Old name….new faces
Published 8:35 am Monday, April 8, 2013
AHOSKIE – If you remember malt shops, 45’s purchased from your favorite record store, and the Hula Hoop, you may be old enough to recall a local band by the name of “The Shifters.”
That group was extremely popular in its heyday…performing at every possible venue that would welcome the sound of rock-and-roll.
Now, decades later, The Shifters are back….well at least in name. The lone holdout is local drummer Robert Earl Dilday who, as a teen, had his musical debut with The Shifters of old.
Dilday’s first cousin, Gordon Jones, played bass for the original Shifters.
“They were practicing once night and that was my first visit around a live band….I knew right then what I wanted to do and that was to play music,” Dilday recalled during an interview a few years ago. “Gordon went to Vietnam…he wrote me letters telling me to practice and practice and when he got home he would start the band back up and if I was good enough I could play with them.”
Sure enough, Jones came home in 1968 and rekindled The Shifters. Dilday said the band’s drummer at that time was Tilton Brittle, who was working with Belk-Tylers and was eventually transferred out of the area.
“They asked me, at age 13, to practice with them and, in 1968, I became their drummer. If Gordon hadn’t been in the band, my mama and daddy probably wouldn’t have let me continue because the band played every weekend in ‘Carolina or Virginia.”
Dilday called that experience, “the best years of my young life.”
“We performed at the State Fair in Raleigh; played at the Casino in Nags Head, on the boardwalk at Ocean View Amusement Park…heck, we even played at a private school for girls school in Middleburg, VA where (the late) President Kennedy’s daughter was attending at the time; I guess she was in the crowd that night,” Dilday said.
Dilday, who currently resides in Gates County, is now joined by a group of talented musicians from throughout eastern ‘Carolina to form the new KB and the Shifters Band. Karen and Parks Boyd of Scotland Neck respectively provide vocals and guitar for the newly formed band. Jan Raines, a former State Highway Patrol Trooper now living in Greenville, plays the trumpet and provides vocals. Ahoskie’s David Barnes strums the bass guitar; Tommy Hayes of Wilson strokes the keyboard; and retired Hertford County Magistrate Bobby Beard of Ahoskie is on sax and harmonica. Kenneth Bradley of Ahoskie serves the band as its sound technician.
“I retired on September 30 of last year and we had our very first practice that same night,” Beard recalled.
Beard began to piece this band together in July 2012.
“I was looking for just the right mix of talent,” he said. “We started out practicing one night a week, mostly playing beach music with some R&B and a little country mixed in.”
Beard said the Boyds, who performed as “Chickweed” and played for private and public gigs, came onboard with The Shifters and the band hasn’t looked back since that time.

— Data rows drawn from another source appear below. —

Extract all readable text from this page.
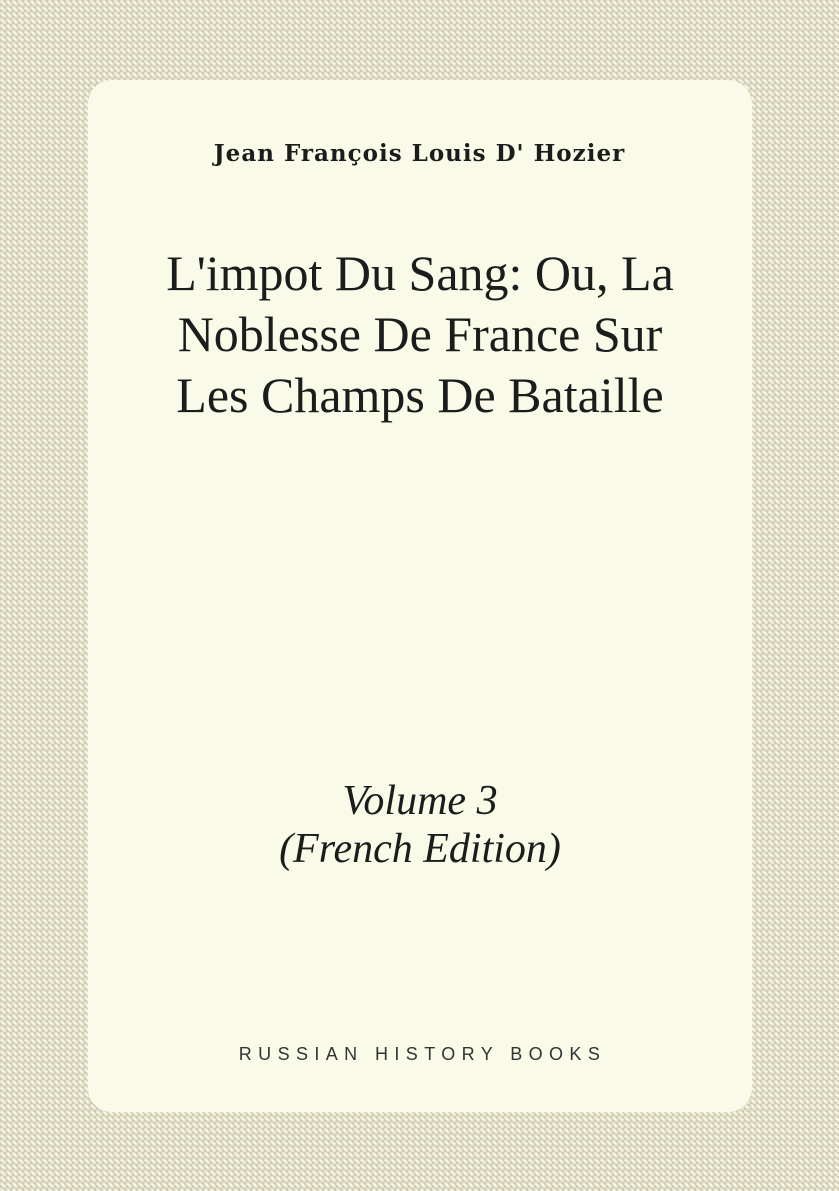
Jean François Louis D' Hozier

L'impot Du Sang: Ou, La Noblesse De France Sur Les Champs De Bataille
Volume 3
(French Edition)

RUSSIAN HISTORY BOOKS
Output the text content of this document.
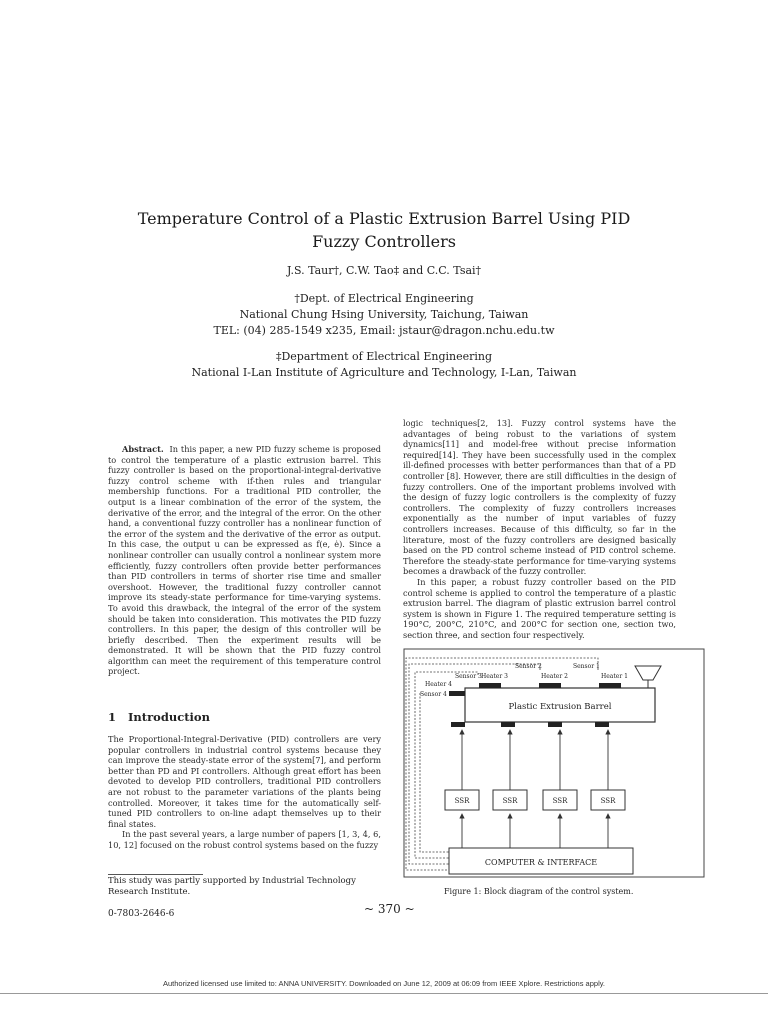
Temperature Control of a Plastic Extrusion Barrel Using PID
Fuzzy Controllers
J.S. Taur†, C.W. Tao‡ and C.C. Tsai†
†Dept. of Electrical Engineering
National Chung Hsing University, Taichung, Taiwan
TEL: (04) 285-1549 x235, Email: jstaur@dragon.nchu.edu.tw
‡Department of Electrical Engineering
National I-Lan Institute of Agriculture and Technology, I-Lan, Taiwan

Abstract. In this paper, a new PID fuzzy scheme is proposed to control the temperature of a plastic extrusion barrel. This fuzzy controller is based on the proportional-integral-derivative fuzzy control scheme with if-then rules and triangular membership functions. For a traditional PID controller, the output is a linear combination of the error of the system, the derivative of the error, and the integral of the error. On the other hand, a conventional fuzzy controller has a nonlinear function of the error of the system and the derivative of the error as output. In this case, the output u can be expressed as f(e, ė). Since a nonlinear controller can usually control a nonlinear system more efficiently, fuzzy controllers often provide better performances than PID controllers in terms of shorter rise time and smaller overshoot. However, the traditional fuzzy controller cannot improve its steady-state performance for time-varying systems. To avoid this drawback, the integral of the error of the system should be taken into consideration. This motivates the PID fuzzy controllers. In this paper, the design of this controller will be briefly described. Then the experiment results will be demonstrated. It will be shown that the PID fuzzy control algorithm can meet the requirement of this temperature control project.

1 Introduction

The Proportional-Integral-Derivative (PID) controllers are very popular controllers in industrial control systems because they can improve the steady-state error of the system[7], and perform better than PD and PI controllers. Although great effort has been devoted to develop PID controllers, traditional PID controllers are not robust to the parameter variations of the plants being controlled. Moreover, it takes time for the automatically self-tuned PID controllers to on-line adapt themselves up to their final states.

In the past several years, a large number of papers [1, 3, 4, 6, 10, 12] focused on the robust control systems based on the fuzzy

This study was partly supported by Industrial Technology Research Institute.
0-7803-2646-6	~ 370 ~

logic techniques[2, 13]. Fuzzy control systems have the advantages of being robust to the variations of system dynamics[11] and model-free without precise information required[14]. They have been successfully used in the complex ill-defined processes with better performances than that of a PD controller [8]. However, there are still difficulties in the design of fuzzy controllers. One of the important problems involved with the design of fuzzy logic controllers is the complexity of fuzzy controllers. The complexity of fuzzy controllers increases exponentially as the number of input variables of fuzzy controllers increases. Because of this difficulty, so far in the literature, most of the fuzzy controllers are designed basically based on the PD control scheme instead of PID control scheme. Therefore the steady-state performance for time-varying systems becomes a drawback of the fuzzy controller.

In this paper, a robust fuzzy controller based on the PID control scheme is applied to control the temperature of a plastic extrusion barrel. The diagram of plastic extrusion barrel control system is shown in Figure 1. The required temperature setting is 190°C, 200°C, 210°C, and 200°C for section one, section two, section three, and section four respectively.

Plastic Extrusion Barrel
Heater 3	Heater 2	Heater 1
Heater 4
Sensor 3
Sensor 2	Sensor 1
Sensor 4
SSR	SSR	SSR	SSR
COMPUTER & INTERFACE
Figure 1: Block diagram of the control system.
Authorized licensed use limited to: ANNA UNIVERSITY. Downloaded on June 12, 2009 at 06:09 from IEEE Xplore. Restrictions apply.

“We’ve got some gigs lined-up and by June we believe this band will pretty much be full-time,” Beard stated.
Beard added that all the members have been involved with bands for most of their lives.
“We just love music and performing,” he said. “We’re a tight-knit group and have found our place as a dance band.”
The group plans to travel to North Myrtle Beach for an April 12-14 event that will officially release their new song on SISBRO Records, owned by Judy’s House of Oldies. That song – “Call Me” – is currently receiving air play on a few Beach Music radio stations. Beard said the group plans to release two additional new songs in the immediate future.
KB and the Shifters Band are also part of a CD entitled – “Carolina Shag IV.” That CD also features artists such as Craig Woolard, the Hip Pocket Band, Barbara Carr, Big Joe Turner and The Dyna Flow.
The local group is also scheduled to perform with the Craig Woolard Band on Oct. 4 as part of the annual Franklin (VA) Fall Festival.